I am looking for a volunteer team to build PortJ, in code as well as vision and legal presence/persistence. I do not want to simply build a new version of Java, I want to learn from the mistakes made, employ new technological developments, and attempt to make something clean and useful for us, and for the future.
Well, it looks as though Google wasn't breaking the laws that Oracle thought they were, so Oracle can't cash in on Android for "Damages". This is a good thing in my book because Google shouldn't be punished for using an open source programming language, just because the company that started the language was purchased. Oracle shouldn't be rewarded for guessing that some large companies may have possibly violated a law somewhere, that the company they purchased didn't see or pursue.
The situation still isn't as safe or free as it should be, but for now I think Oracle will think twice before wagging the sue stick with Java on it.1/10/2013
The United States Department of Homeland Security urges users to disable the Java browser plugin or uninstall Java completely. The problem is that malicious people have, not for the first time, found a way to break out of the Java applet sandbox and download and run local programs on a user's computer without the user knowing. This means that a website can be cracked by one of these black-hats, one line of code can be inserted into one file, and then everyone who visits the invaded site will unknowningly download and run a program of the invader's choosing.
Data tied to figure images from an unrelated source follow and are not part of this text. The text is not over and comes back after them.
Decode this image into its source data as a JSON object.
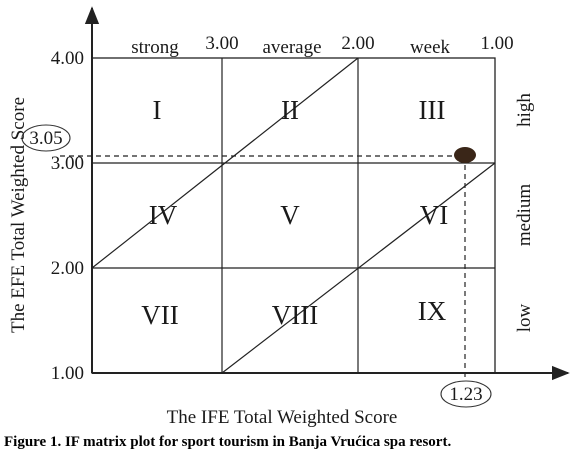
{
  "figure": {
    "caption": "Figure 1. IF matrix plot for sport tourism in Banja Vrućica spa resort.",
    "x_axis_title": "The IFE Total Weighted Score",
    "y_axis_title": "The EFE Total Weighted Score",
    "x_ticks": [
      "3.00",
      "2.00",
      "1.00"
    ],
    "y_ticks": [
      "4.00",
      "3.00",
      "2.00",
      "1.00"
    ],
    "x_bands": [
      "strong",
      "average",
      "week"
    ],
    "y_bands": [
      "high",
      "medium",
      "low"
    ],
    "cells": [
      "I",
      "II",
      "III",
      "IV",
      "V",
      "VI",
      "VII",
      "VIII",
      "IX"
    ],
    "point": {
      "ife_score": "1.23",
      "efe_score": "3.05",
      "marker_color": "#3a2618"
    },
    "colors": {
      "line": "#222222",
      "point": "#3a2618"
    }
  }
}
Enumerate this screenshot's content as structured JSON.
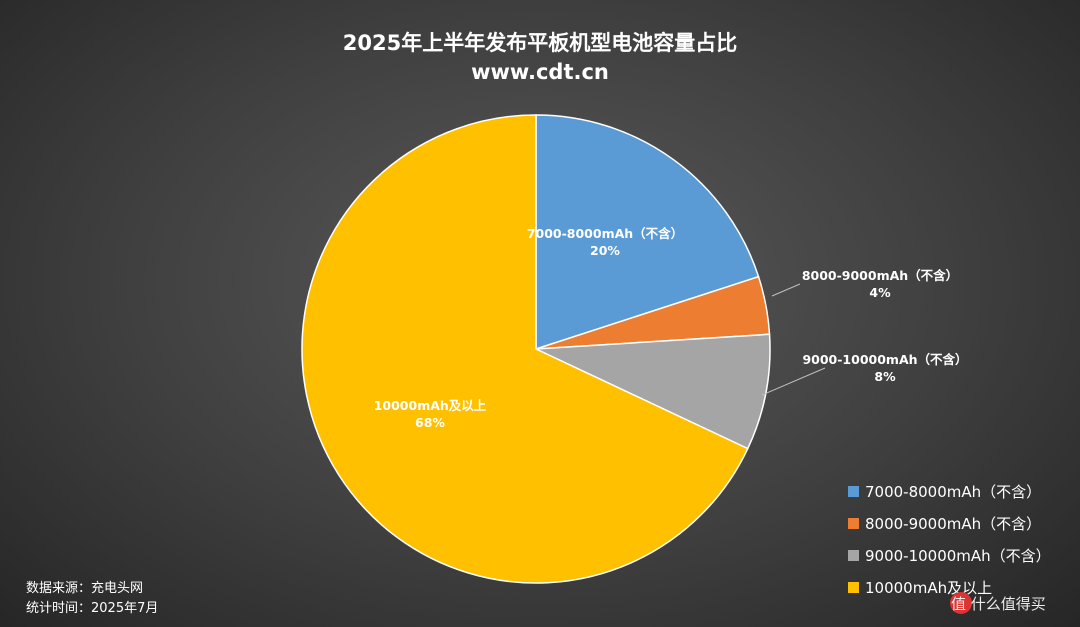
{
  "chart_data": {
    "type": "pie",
    "title": "2025年上半年发布平板机型电池容量占比",
    "subtitle": "www.cdt.cn",
    "slices": [
      {
        "label": "7000-8000mAh（不含）",
        "percent_label": "20%",
        "value": 20,
        "color": "#5b9bd5"
      },
      {
        "label": "8000-9000mAh（不含）",
        "percent_label": "4%",
        "value": 4,
        "color": "#ed7d31"
      },
      {
        "label": "9000-10000mAh（不含）",
        "percent_label": "8%",
        "value": 8,
        "color": "#a5a5a5"
      },
      {
        "label": "10000mAh及以上",
        "percent_label": "68%",
        "value": 68,
        "color": "#ffc000"
      }
    ],
    "legend_position": "bottom-right"
  },
  "source": {
    "line1": "数据来源：充电头网",
    "line2": "统计时间：2025年7月"
  },
  "watermark": {
    "text": "值 什么值得买"
  }
}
This is an ongoing problem for Java, one that they keep finding and patching just for someone else to find another hole to waltz through. I see the problem as foundational: the Language does not make a solid distinction between internal within-the-sandbox function and external outside-the-sandbox function. One uses the same APIs for both.
If a program were forced to use a "Sandbox API" for ALL external access, it would be much easier from a plugin perspective to ensure that no unauthorized code could operate outside the sandbox.